The volume of Türkiye's foreign exchange-protected Turkish lira deposits continued its steady decline last week as authorities look to terminate the scheme, which has weighed heavily on budget, within 2025.
The deposits under the scheme, known as KKM, decreased to TL 1.11 trillion (nearly $31 billion) from TL 1.13 trillion in the week ending Jan. 3, data by the banking watchdog, BDDK, showed on Thursday.
That marked the 72nd week of uninterrupted reductions in the volume of KKM, Treasury and Finance Minister Mehmet Şimşek said.
"KKM stock has fallen from its peak of TL 3.4 trillion in August 2023 to TL 1.1 trillion," Şimşek wrote on social media platform X. “The share of KKM in total deposits decreased from 26.2% to 5.9%,” he added.”
Under the scheme, adopted in late 2021 to help reverse dollarization and counter a steep fall in lira, the central bank has been protecting deposits by covering depreciation costs.
But authorities have been seeking to phase it out gradually and transition deposits into regular lira accounts, in part by dissuading companies and individuals from renewing the KKM accounts.
Last month, Şimşek said the scheme would be terminated without creating any volatility in the markets. The central bank also announced that it would end in 2025.

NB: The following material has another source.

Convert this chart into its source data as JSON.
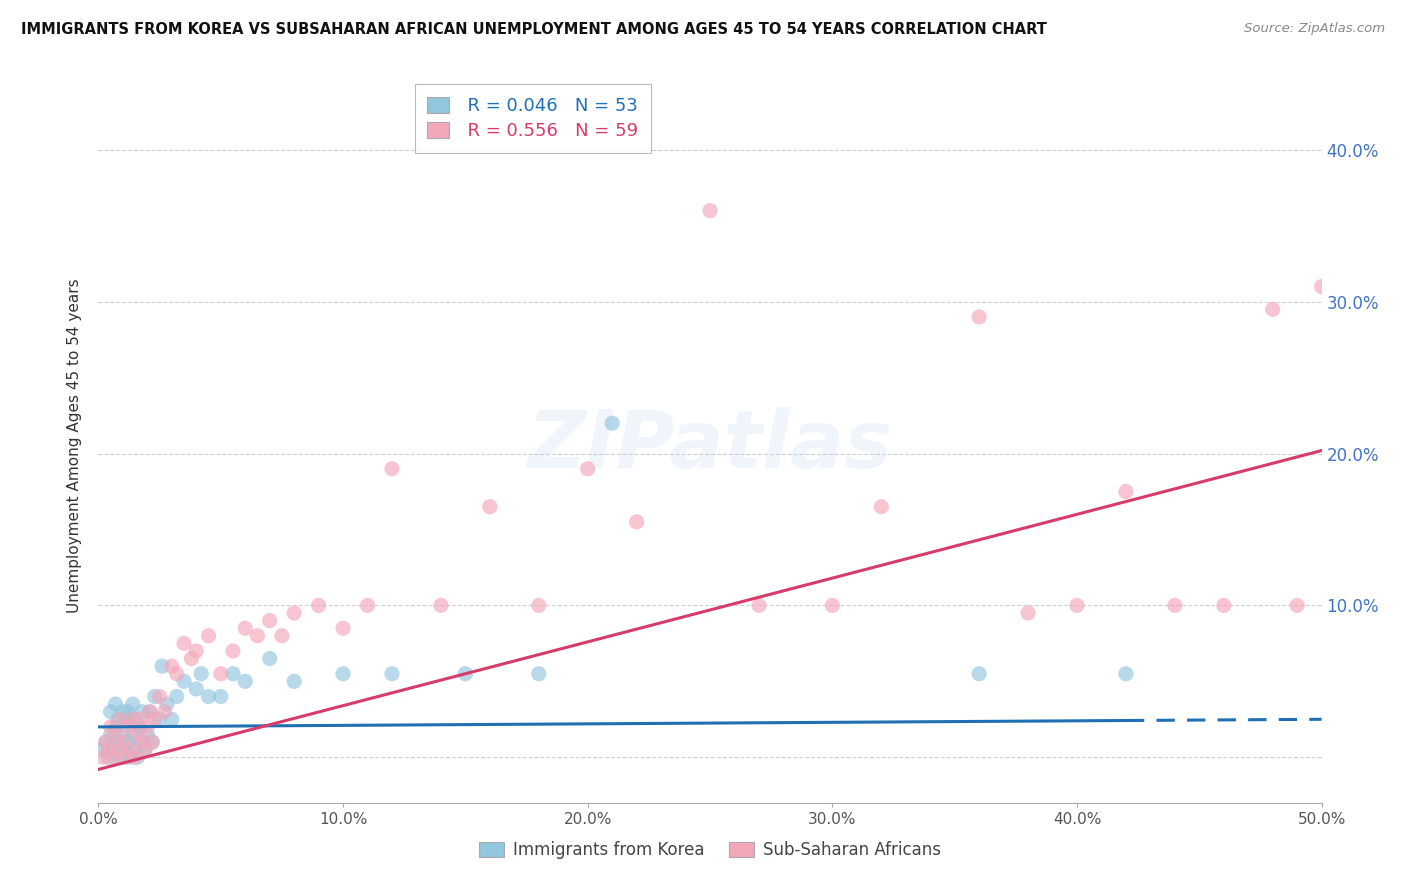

"We will continue our policies that will strengthen macro-financial stability and increase confidence in the Turkish lira," Şimşek wrote on Thursday.
The lira has made a gradual recovery in real terms since its steep 2021 decline. It depreciated about 16.5% against the U.S. dollar last year, the smallest annual decline since 2020.
The weekly bulletin by the BDDK also showed banking sector's loans increased by TL 57.4 billion to TL 15.96 trillion in the week through Jan. 3.
Total deposits fell from nearly TL 19 trillion to TL 18.66 trillion. Consumer loans grew by TL 7.7 billion, reaching above TL 2 trillion. Non-performing loans rose by TL 6.2 billion to TL 293.7 billion.